Las denominaciones de origen son un caso
particular de indicación geográfica, donde se amparan los
productos de reconocida tipicidad y originalidad que,
producidos en un entorno geográfico determinado, poseen
cualidades que les confieren un carácter distinto al del resto
de los productos del mismo origen, aún en condiciones
ecológicas y con tecnologías similares, por la influencia del
medio natural y del trabajo del hombre.
Existen
numerosos ejemplos internacionales de indicaciones geográficas
exitosas, como por ejemplo "Toscana" para el aceite de oliva
producido en esa región italiana (Italia, Ley N° 169 del
5/2/92) y "Roquefort" para una variedad de queso de esa región
francesa (UE, Reglamento CE N°2081/92, y en EEUU marca de
certificación US N° 571.798). En nuestro país, las
experiencias exitosas de los vinos con denominación de origen
de San Rafael y Luján de Cuyo, ambos en Mendoza, muestran la
potencialidad de los alimentos argentinos en relación a las
estrategias vinculadas a su terruño (tierra, tradición y
cultura).
En este sentido, es de destacar que las
ventas mundiales de productos con indicaciones geográficas
superan anualmente los US$ 25.000 mill .
Los alimentos
artesanales, la gastronomía gourmet, los clubes de vinos, las
boutiques de vinos y quesos, son otras múltiples formas de
brindar un valor adicional a clientes y consumidores, para
poder lograr una renta extra y/o una posición en el mercado.
Los modelos señalados hasta aquí, sólo constituyen
algunos ejemplos seleccionados para mostrar estrategias de
diferenciación enfocadas a segmentos selectos de clientes y
consumidores, y conforman sólo un pequeño abanico de
oportunidades dentro del amplio universo de los alimentos.
Nuestro desafío
Es necesario
apreciar y desarrollar la amplia variedad de alimentos que
produce Argentina, con su autenticidad y originalidad propias
vinculadas a circunstancias sociales, culturales y naturales.
Actualmente los alimentos argentinos son valorados y
requeridos por clientes y consumidores, y la identificación y
posicionamiento de estos productos brinda amplias
posibilidades para relacionar sus atributos con una identidad
propia y particular en el mundo, potenciando así sus
oportunidades comerciales.
Para ello es necesario
tener presente que llevar adelante una diferenciación exitosa
y tener presencia real en los mercados, exige tomar en cuenta
tres estrategias indispensables: cercanía con el cliente
(conocerlo y responder a sus necesidades), excelencia
operacional (proporcionar productos-servicios confiables, de
fácil disponibilidad, a precios competitivos) y liderazgo
(ofrecer prestaciones innovadoras, más útiles, y que superen a
la competencia).
Por otro lado, es preciso recordar
que el funcionamiento sustentable de las estrategias expuestas
requiere mercados transparentes, cuyo funcionamiento sea
auditado eficientemente por los organismos competentes.

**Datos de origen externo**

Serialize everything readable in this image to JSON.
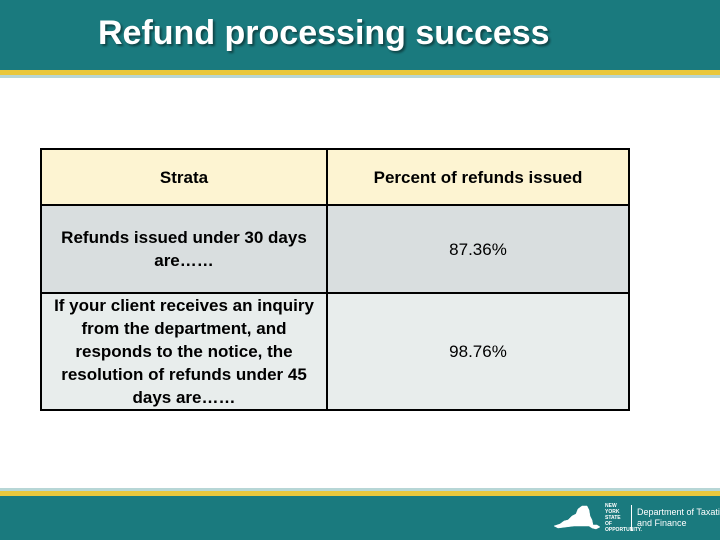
{
  "header": {
    "title": "Refund processing success"
  },
  "table": {
    "headers": [
      "Strata",
      "Percent of refunds issued"
    ],
    "rows": [
      {
        "strata": "Refunds issued under 30 days are……",
        "percent": "87.36%"
      },
      {
        "strata": "If your client receives an inquiry from the department, and responds to the notice, the resolution of refunds under 45 days are……",
        "percent": "98.76%"
      }
    ]
  },
  "footer": {
    "logo_state": "NEW YORK STATE OF OPPORTUNITY.",
    "logo_department": "Department of Taxation and Finance"
  },
  "colors": {
    "header_teal": "#1a7a7e",
    "accent_gold": "#e9c73c",
    "table_header_bg": "#fdf4d2"
  },
  "icons": [
    "new-york-state-outline-icon"
  ]
}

Hoy más que nunca, el éxito no es para los que piensan
que pueden hacer algo, sino para quienes lo hacen. Cada
empresa, cada región, cada cadena o sistema agroalimentario
deben saber descubrir esos valores únicos que les posibilitan
desarrollar estrategias exitosas a la hora de lograr la
satisfacción de clientes y consumidores.
Fuentes
consultadas: Dirección de Promoción de la Calidad, SAGPyA -
Dirección de Industria Alimentaria, SAGPyA - Universidad
Nacional de Lanús - Dirección de Mercadotecnia, Philip Kotler
- El éxito en el Mercadeo a través de la diferenciación de
cualquier cosa, Theodore Levitt, Harvard Business Review -
Estudio sobre los Principales Sellos de Calidad en Alimentos a
Nivel Mundial, María Teresa Oyarzún y Florence Tartanac, FAO.